# Ringneck snake.



## lancaster1313 (Aug 31, 2011)

Has anyone ever seen a ringneck snake with a white belly and ring?

I caught one today, but I have sever seen one without red, orange, or at least some yellow. :blink:


----------



## jrh3 (Sep 2, 2011)

likebugs said:


> Has anyone ever seen a ringneck snake with a white belly and ring?
> 
> I caught one today, but I have sever seen one without red, orange, or at least some yellow. :blink:


  I once saw bigfoot in the woods but my camera flash blurred the pic so bad you cant make him out.......We want pics lol.


----------



## lancaster1313 (Sep 2, 2011)

jrh3 said:


> I once saw bigfoot in the woods but my camera flash blurred the pic so bad you cant make him out.......We want pics lol.


Eventually, I will get them off my phone. I can only text pics at the moment.

I have the snake, and I hope it eats for me so I don't have to release it.
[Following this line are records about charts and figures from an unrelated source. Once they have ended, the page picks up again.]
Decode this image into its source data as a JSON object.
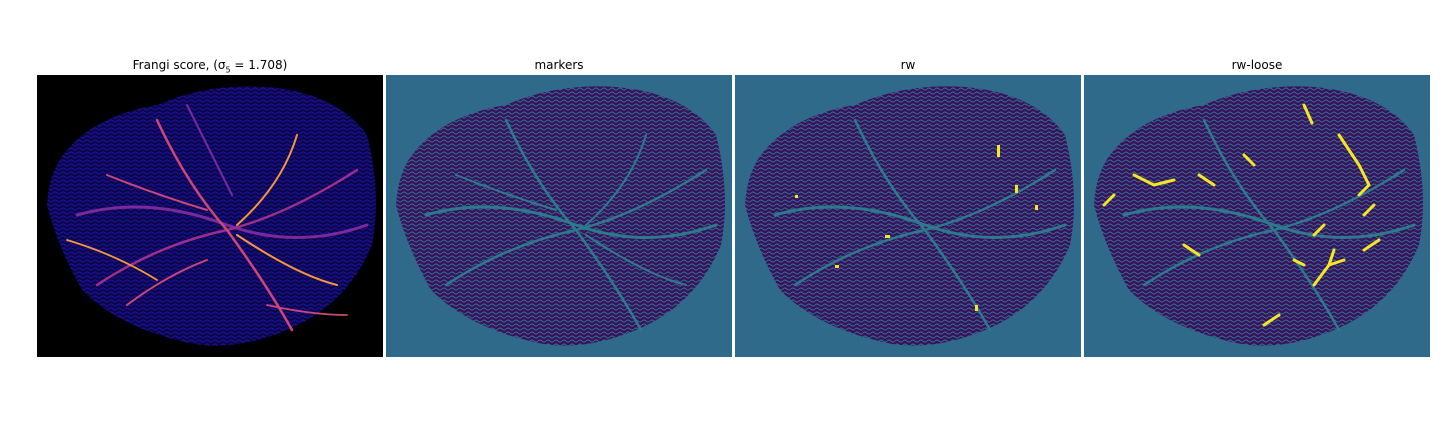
{
  "figure": {
    "panels": [
      {
        "title": "Frangi score, (σ",
        "title_sub": "5",
        "title_tail": " = 1.708)",
        "colormap": "plasma",
        "background": "#000000"
      },
      {
        "title": "markers",
        "colormap": "viridis",
        "background": "#2f6a8b"
      },
      {
        "title": "rw",
        "colormap": "viridis",
        "background": "#2f6a8b"
      },
      {
        "title": "rw-loose",
        "colormap": "viridis",
        "background": "#2f6a8b"
      }
    ]
  },
  "colors": {
    "tissue_dark": "#3b0f5c",
    "tissue_blue": "#1a0f9a",
    "vessel_teal": "#2c7a8c",
    "highlight_yellow": "#f6e626",
    "frangi_hot": "#f89540",
    "frangi_mid": "#cc4778"
  }
}
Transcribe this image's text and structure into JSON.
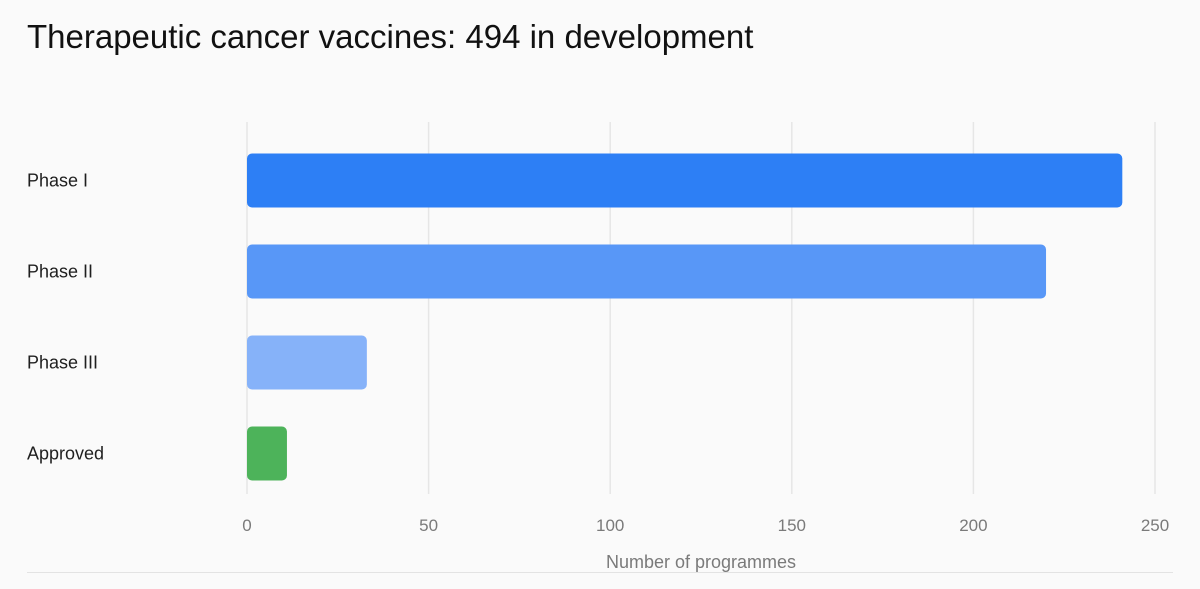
{
  "title": "Therapeutic cancer vaccines: 494 in development",
  "chart_data": {
    "type": "bar",
    "orientation": "horizontal",
    "categories": [
      "Phase I",
      "Phase II",
      "Phase III",
      "Approved"
    ],
    "values": [
      241,
      220,
      33,
      11
    ],
    "colors": [
      "#2d7ff5",
      "#5897f7",
      "#86b2f9",
      "#4db35a"
    ],
    "xlabel": "Number of programmes",
    "ylabel": "",
    "xlim": [
      0,
      250
    ],
    "xticks": [
      0,
      50,
      100,
      150,
      200,
      250
    ],
    "grid": "vertical"
  }
}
If a colorless ringneck sighting is comparable to a bigfoot sighting then I will put up pics today. :lol:


----------



## lancaster1313 (Sep 9, 2011)

I can't post the pics at this time. It lets me post mantid pics, but no, snake pics are too big to upload.


----------



## D.J. (Jan 5, 2012)

You got your self a northern one


----------



## ShieldMantid1997 (Jan 23, 2012)

likebugs said:


> I can't post the pics at this time. It lets me post mantid pics, but no, snake pics are too big to upload.


You can decrease the photo size on adobe photoshop if you get the free trial


----------